TEMPO.CO, Jakarta - Dewan Pengupahan DKI Jakarta menjadwalkan pembahasan syarat dan kategori kebijakan upah minimum provinsi atau UMP tahun depan siang ini, 4 November 2020. Pemerintah DKI telah menetapkan upah minimum tahun depan bersifat asimetris atau tidak seragam melihat kondisi perusahaan.

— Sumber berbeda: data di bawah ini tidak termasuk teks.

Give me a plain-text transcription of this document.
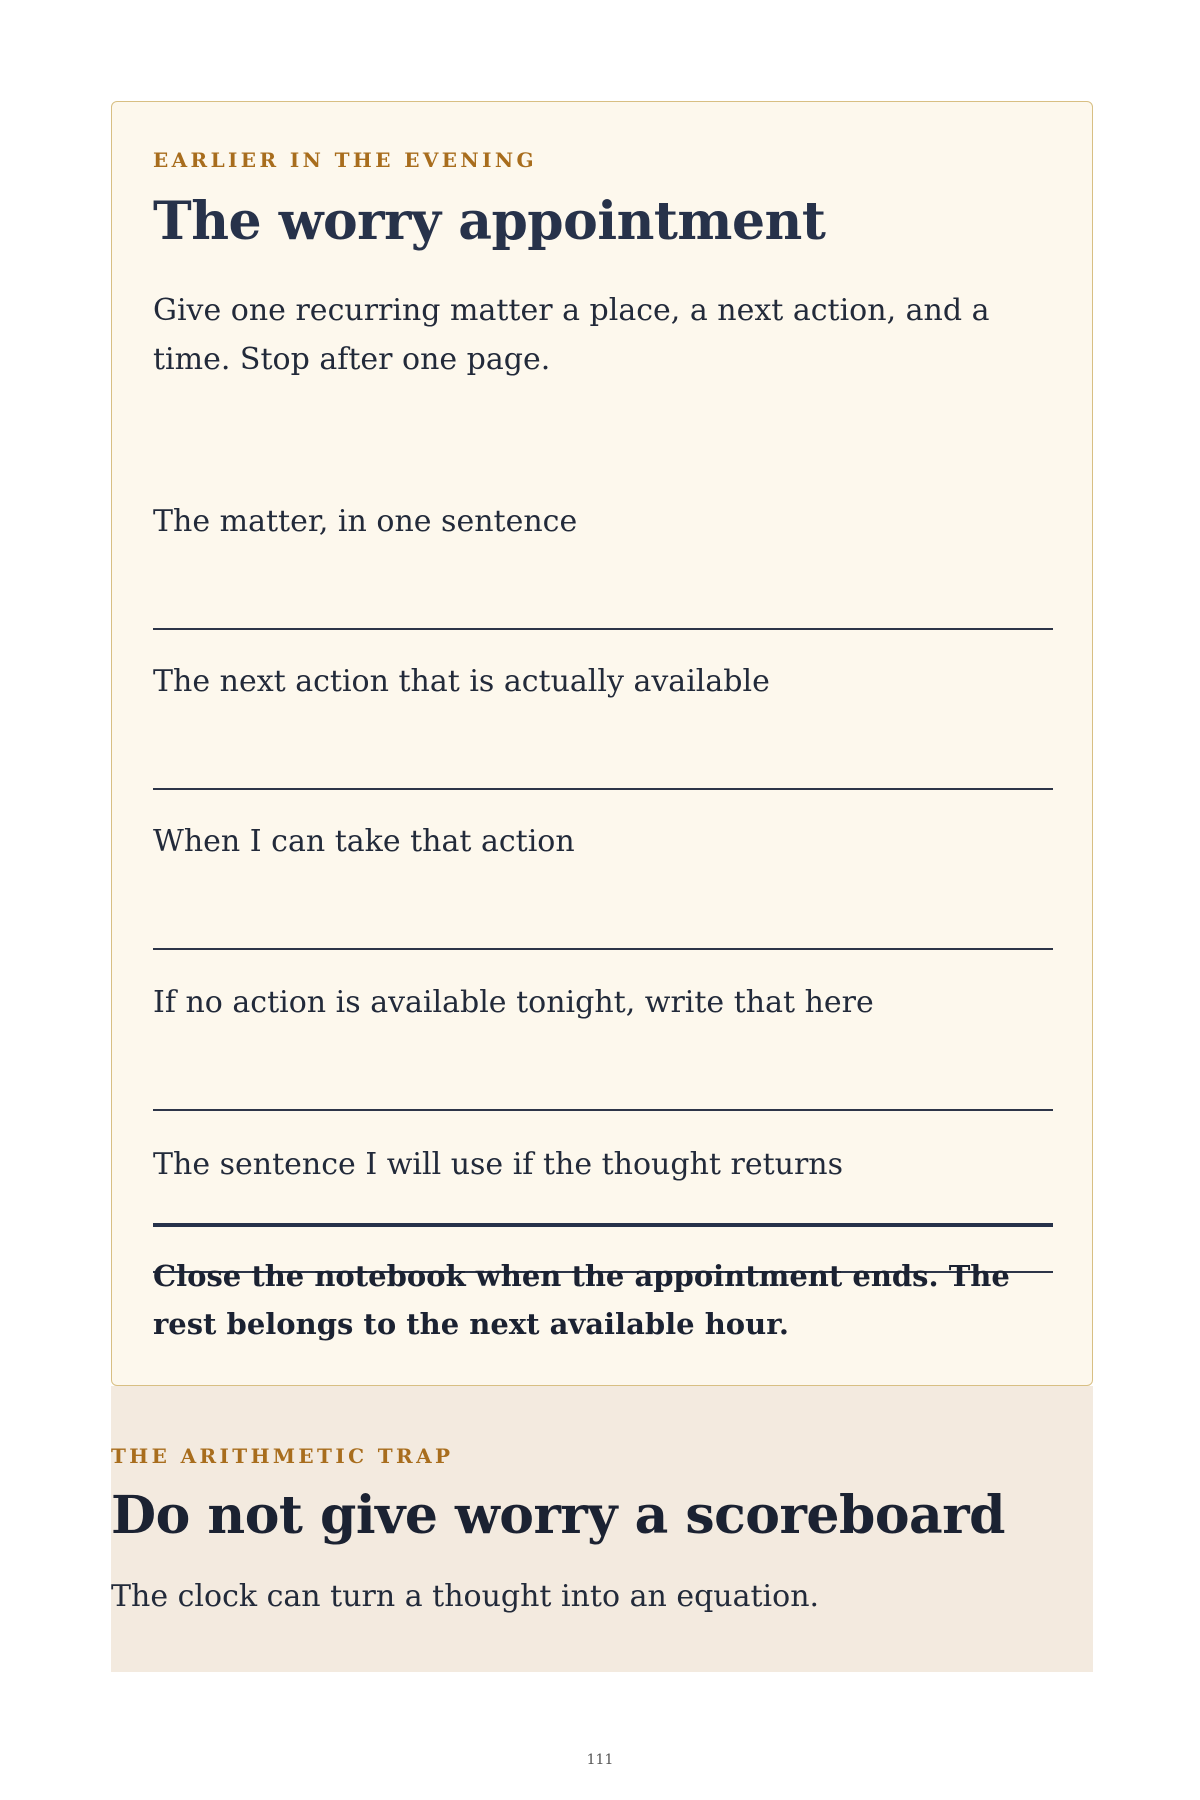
EARLIER IN THE EVENING
The worry appointment

Give one recurring matter a place, a next action, and a time. Stop after one page.

The matter, in one sentence

The next action that is actually available

When I can take that action

If no action is available tonight, write that here

The sentence I will use if the thought returns

Close the notebook when the appointment ends. The rest belongs to the next available hour.

THE ARITHMETIC TRAP
Do not give worry a scoreboard

The clock can turn a thought into an equation.

111
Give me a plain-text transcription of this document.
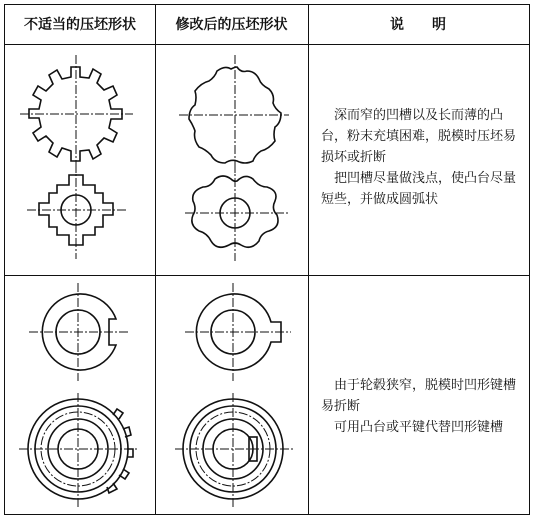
不适当的压坯形状	修改后的压坯形状	说　　明

深而窄的凹槽以及长而薄的凸台，粉末充填困难，脱模时压坯易损坏或折断

把凹槽尽量做浅点，使凸台尽量短些，并做成圆弧状

由于轮毂狭窄，脱模时凹形键槽易折断

可用凸台或平键代替凹形键槽
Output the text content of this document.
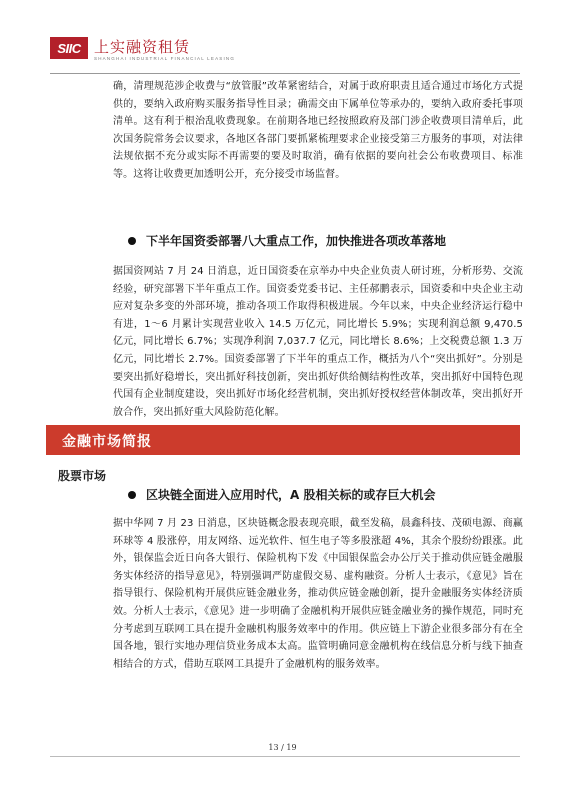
SIIC 上实融资租赁
SHANGHAI INDUSTRIAL FINANCIAL LEASING

确，清理规范涉企收费与“放管服”改革紧密结合，对属于政府职责且适合通过市场化方式提供的，要纳入政府购买服务指导性目录；确需交由下属单位等承办的，要纳入政府委托事项清单。这有利于根治乱收费现象。在前期各地已经按照政府及部门涉企收费项目清单后，此次国务院常务会议要求，各地区各部门要抓紧梳理要求企业接受第三方服务的事项，对法律法规依据不充分或实际不再需要的要及时取消，确有依据的要向社会公布收费项目、标准等。这将让收费更加透明公开，充分接受市场监督。

下半年国资委部署八大重点工作，加快推进各项改革落地

据国资网站 7 月 24 日消息，近日国资委在京举办中央企业负责人研讨班，分析形势、交流经验，研究部署下半年重点工作。国资委党委书记、主任郝鹏表示，国资委和中央企业主动应对复杂多变的外部环境，推动各项工作取得积极进展。今年以来，中央企业经济运行稳中有进，1～6 月累计实现营业收入 14.5 万亿元，同比增长 5.9%；实现利润总额 9,470.5 亿元，同比增长 6.7%；实现净利润 7,037.7 亿元，同比增长 8.6%；上交税费总额 1.3 万亿元，同比增长 2.7%。国资委部署了下半年的重点工作，概括为八个“突出抓好”。分别是要突出抓好稳增长，突出抓好科技创新，突出抓好供给侧结构性改革，突出抓好中国特色现代国有企业制度建设，突出抓好市场化经营机制，突出抓好授权经营体制改革，突出抓好开放合作，突出抓好重大风险防范化解。

金融市场简报
股票市场

区块链全面进入应用时代，A 股相关标的或存巨大机会

据中华网 7 月 23 日消息，区块链概念股表现亮眼，截至发稿，晨鑫科技、茂硕电源、商赢环球等 4 股涨停，用友网络、远光软件、恒生电子等多股涨超 4%，其余个股纷纷跟涨。此外，银保监会近日向各大银行、保险机构下发《中国银保监会办公厅关于推动供应链金融服务实体经济的指导意见》，特别强调严防虚假交易、虚构融资。分析人士表示，《意见》旨在指导银行、保险机构开展供应链金融业务，推动供应链金融创新，提升金融服务实体经济质效。分析人士表示，《意见》进一步明确了金融机构开展供应链金融业务的操作规范，同时充分考虑到互联网工具在提升金融机构服务效率中的作用。供应链上下游企业很多部分有在全国各地，银行实地办理信贷业务成本太高。监管明确同意金融机构在线信息分析与线下抽查相结合的方式，借助互联网工具提升了金融机构的服务效率。

13 / 19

Anggota Dewan Pengupahan Asosiasi Serikat Pekerja (Aspek) DKI Jakarta, Dedi Hartono, mengatakan dewan pengupahan yang terdiri dari pemerintah, serikat pekerja dan asosiasi pengusaha akan merumuskan syarat tiga kategori sistem pengupahan yang tertuang dalam Peraturan Gubernur nomor 103 tentang upah minimum provinsi 2021. "Salah satu faktor dan syarat perimbangan yang kami akan usulkan adalah audit keuangan dan musyawarah Bipartit antara pengusaha dan dewan karyawan," kata Dedi saat dihubungi, Rabu, 4 November 2020.
Dalam peraturan gubernur itu pemerintah mengatur tiga kategori upah yang diterapkan tahun depan. Pertama, perusahaan yang tidak terdampak wajib menaikan upah. Kedua, perusahaan yang terpukul karena pandemi Covid-19 bisa mengajukan surat untuk tidak menaikkan upah minimum.
Terakhir, perusahaan yang masuk kategori terkena dampak menengah karena Covid-19 bisa menangguhkan kenaikan upah. Penangguhan upah ini, kata dia, punya konsekuensi perusahaan wajib membayar upah yang ditangguhkan setelah kondisi perusahaan normal kembali.
"Konsekuensi penangguhan adalah mengganti.” Jika tidak menjalankan, artinya melanggar kebijakan pemerintah.
Dalam menentukan semua proses ini, kata dia, dewan pengupahan bakal mendorong adanya perundingan Bipartit. Kedua belah pihak, pengusaha dan karyawan, setuju dengan kebijakan yang bakal diambil untuk tidak menaikkan atau menangguhkan upah.
"Kebijakan itu bisa dijalankan jika perusahaan transparan memberikan data audit keuangannya.” Oleh karena itu, Aspek meminta perusahaan buka data itu untuk menentukan keputusan penentuan upah tahun depan.